Community of Intimacy and Alienation
Within this social and spatial arrangement, place (as a venue) is treated as an «item» in a translocal reciprocal exchange of shows or booking «favors» on a tour. Therefore, it carries a great material importance. Furthermore, the place determines the quality of relations established between the touring band and the locals. As DIY participants acknowledge, playing in small and non-commercial «intimate» places, hanging out with locals and sleeping in their houses instead of in motels not only reduces traveling costs but also generates more close and personal relationships, and establishes for them the feeling of «home» wherever they go (see, for example, the lyrics of Kimya Dawson’s song «My Rollercoaster»).

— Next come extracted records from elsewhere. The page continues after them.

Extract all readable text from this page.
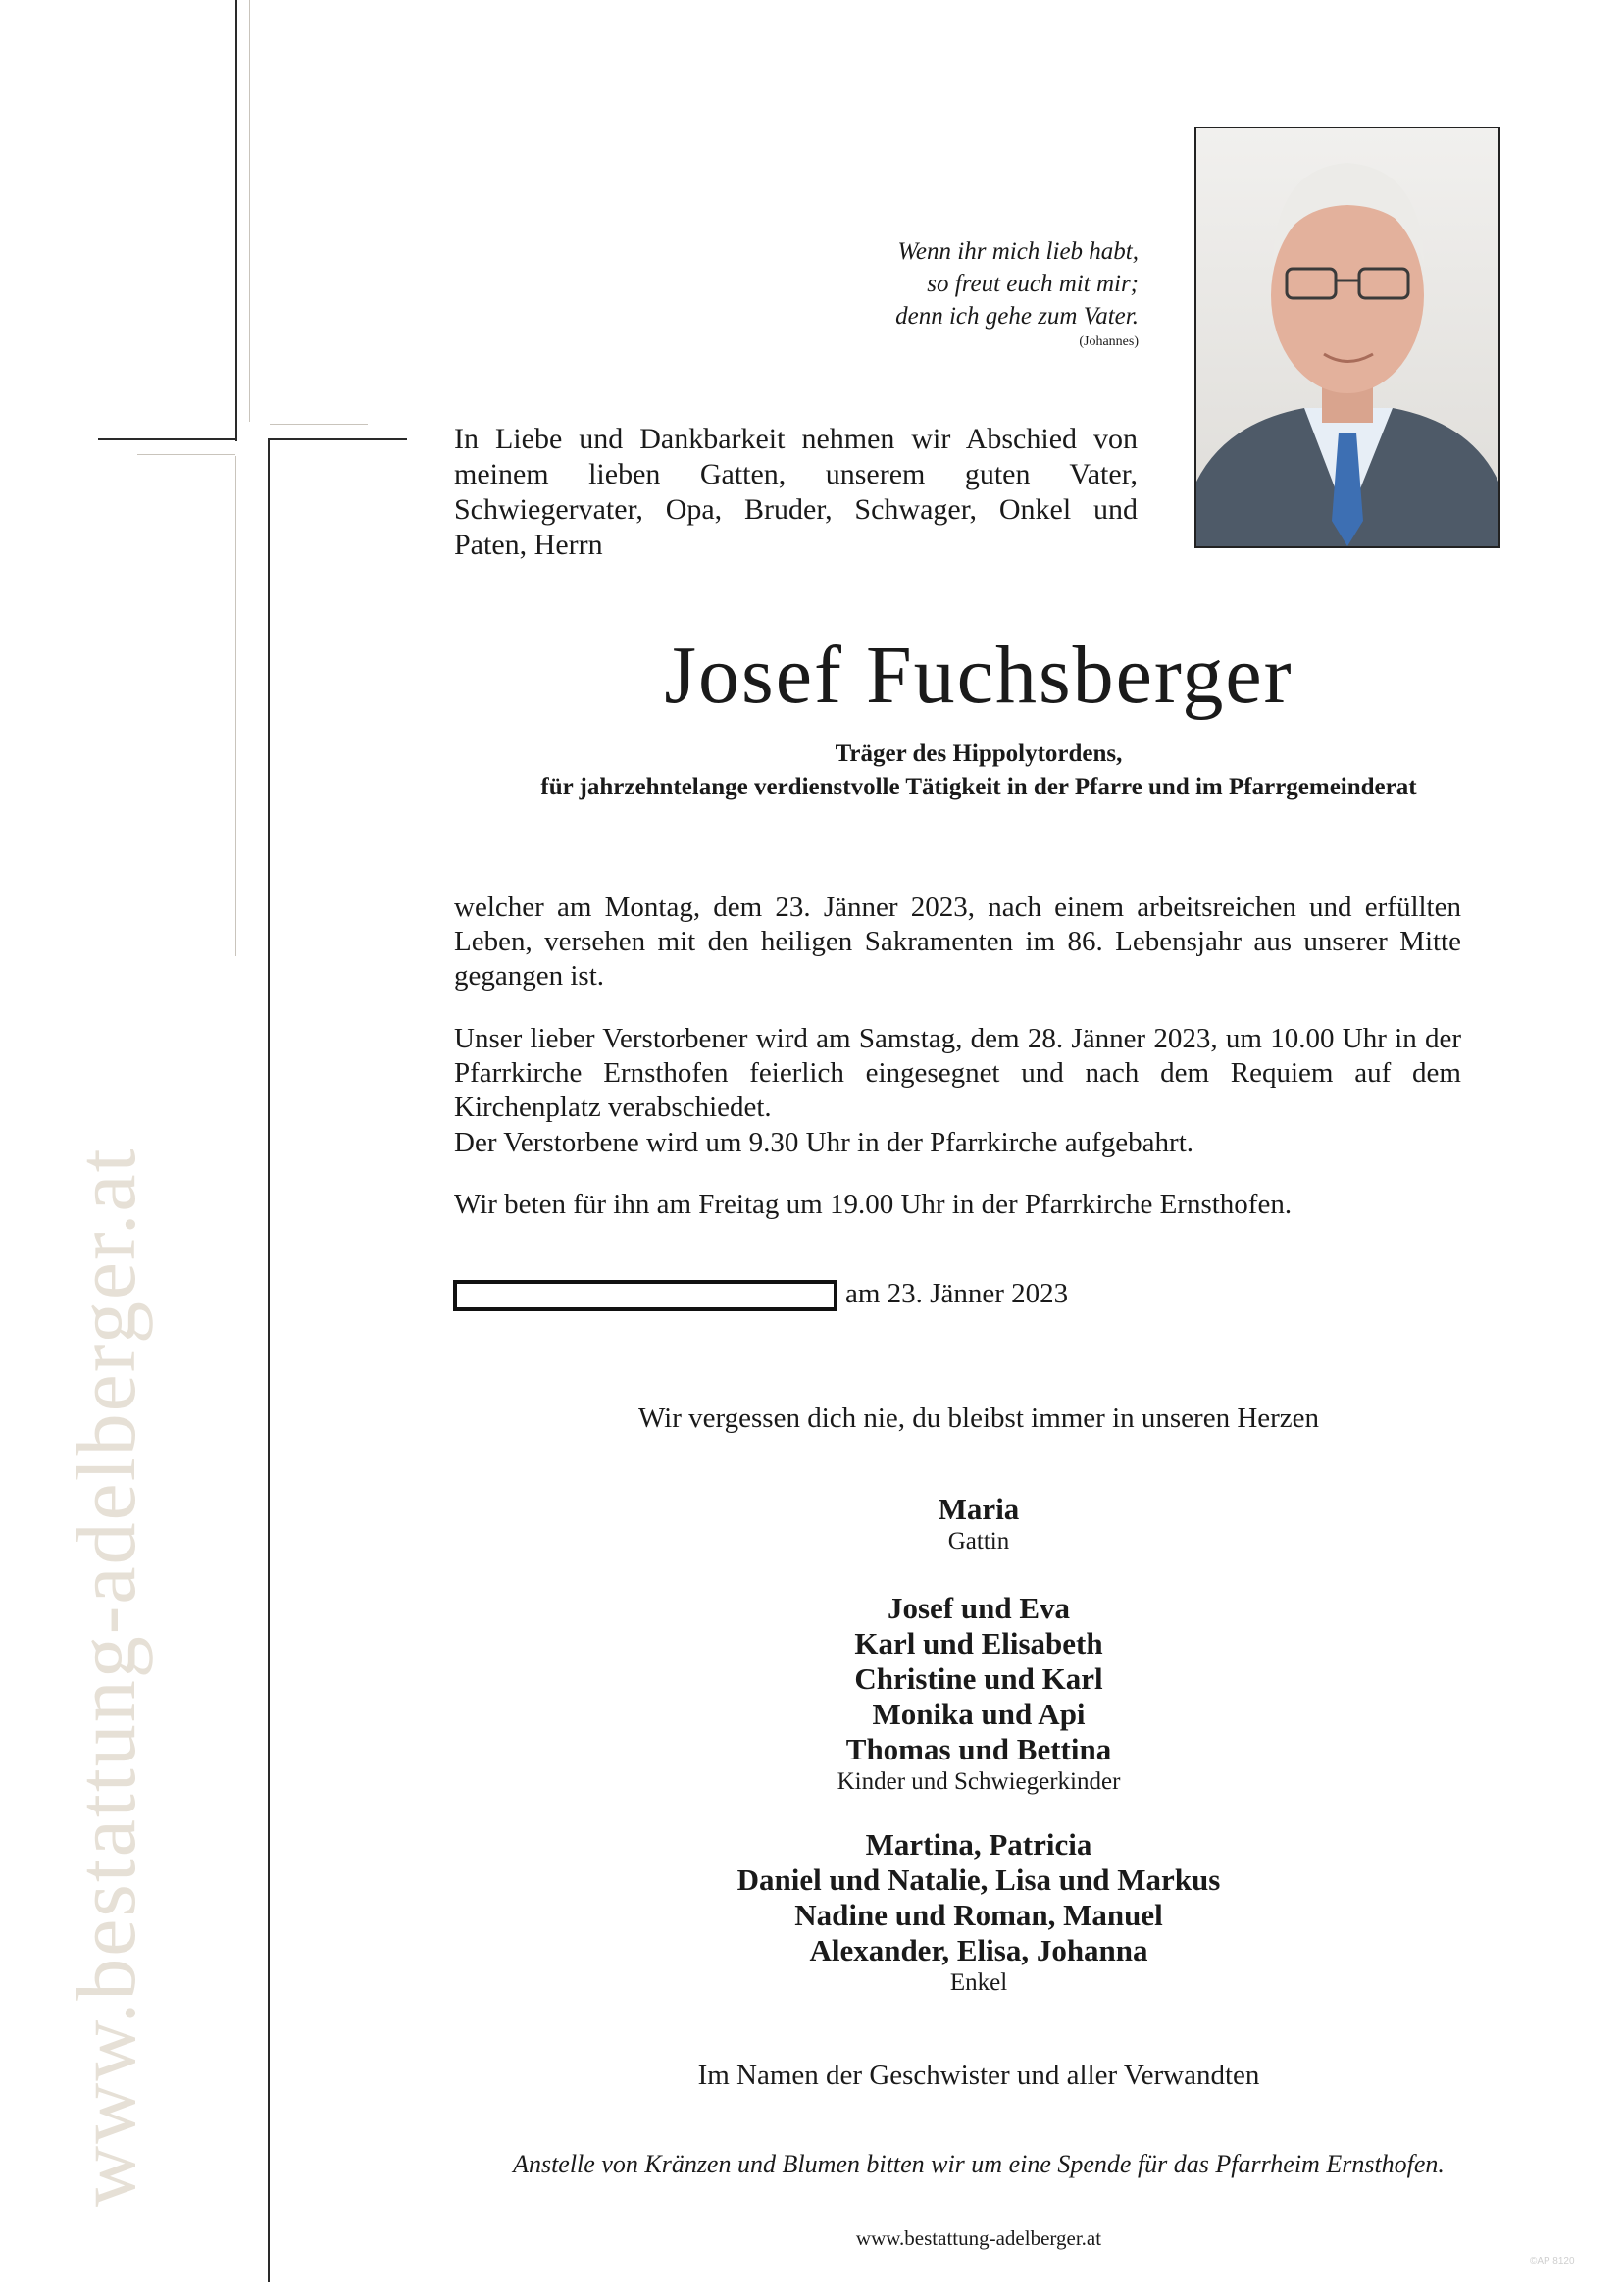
www.bestattung-adelberger.at
Wenn ihr mich lieb habt,
so freut euch mit mir;
denn ich gehe zum Vater.
(Johannes)
In Liebe und Dankbarkeit nehmen wir Abschied von meinem lieben Gatten, unserem guten Vater, Schwiegervater, Opa, Bruder, Schwager, Onkel und Paten, Herrn
Josef Fuchsberger
Träger des Hippolytordens,
für jahrzehntelange verdienstvolle Tätigkeit in der Pfarre und im Pfarrgemeinderat
welcher am Montag, dem 23. Jänner 2023, nach einem arbeitsreichen und erfüllten Leben, versehen mit den heiligen Sakramenten im 86. Lebensjahr aus unserer Mitte gegangen ist.
Unser lieber Verstorbener wird am Samstag, dem 28. Jänner 2023, um 10.00 Uhr in der Pfarrkirche Ernsthofen feierlich eingesegnet und nach dem Requiem auf dem Kirchenplatz verabschiedet.
Der Verstorbene wird um 9.30 Uhr in der Pfarrkirche aufgebahrt.
Wir beten für ihn am Freitag um 19.00 Uhr in der Pfarrkirche Ernsthofen.
am 23. Jänner 2023
Wir vergessen dich nie, du bleibst immer in unseren Herzen
Maria
Gattin
Josef und Eva
Karl und Elisabeth
Christine und Karl
Monika und Api
Thomas und Bettina
Kinder und Schwiegerkinder
Martina, Patricia
Daniel und Natalie, Lisa und Markus
Nadine und Roman, Manuel
Alexander, Elisa, Johanna
Enkel
Im Namen der Geschwister und aller Verwandten
Anstelle von Kränzen und Blumen bitten wir um eine Spende für das Pfarrheim Ernsthofen.
www.bestattung-adelberger.at
©AP 8120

Through this rejection of the dominant capitalist world, DIY communities seek not only alternative spaces, but also alternative ways of social interactions that emphasize friendship and community. However, these communities also often replicate social patterns of repression and exclusion that exist in the dominant society. For instance, although mostly publicly advertised, DIY shows often happen in small and private places (houses), or remote or gritty industrial areas (warehouses), which prevent larger audiences from attending them. In addition, DIY programming is often unwelcoming to «major label bands» (at the Gilman 924 club in Berkeley, California), or to «cock rock», and loud, college-town «party» bands that in the words of DIY participants, attract large drinking crowds that disturb their neighbors.
On the other hand, while DIY communities often strive toward greater social equality and inclusion, for instance, through defining their spaces as «safe spaces» (where any forms of racism, sexism, homophobia, or transphobia are discouraged), it happens regularly that many of the female, queer, or non-white DIY musicians and participants report the persistence of these same oppressive attitudes and practices within the DIY scenes and communities themselves (see for example Mimi Thi Nguyen’s compilation zine Evolution of a Race Riot, parts 1 and 2, from 1997, and 2002). In this way, social alienation is both rejected, and sublimated within the American DIY communities.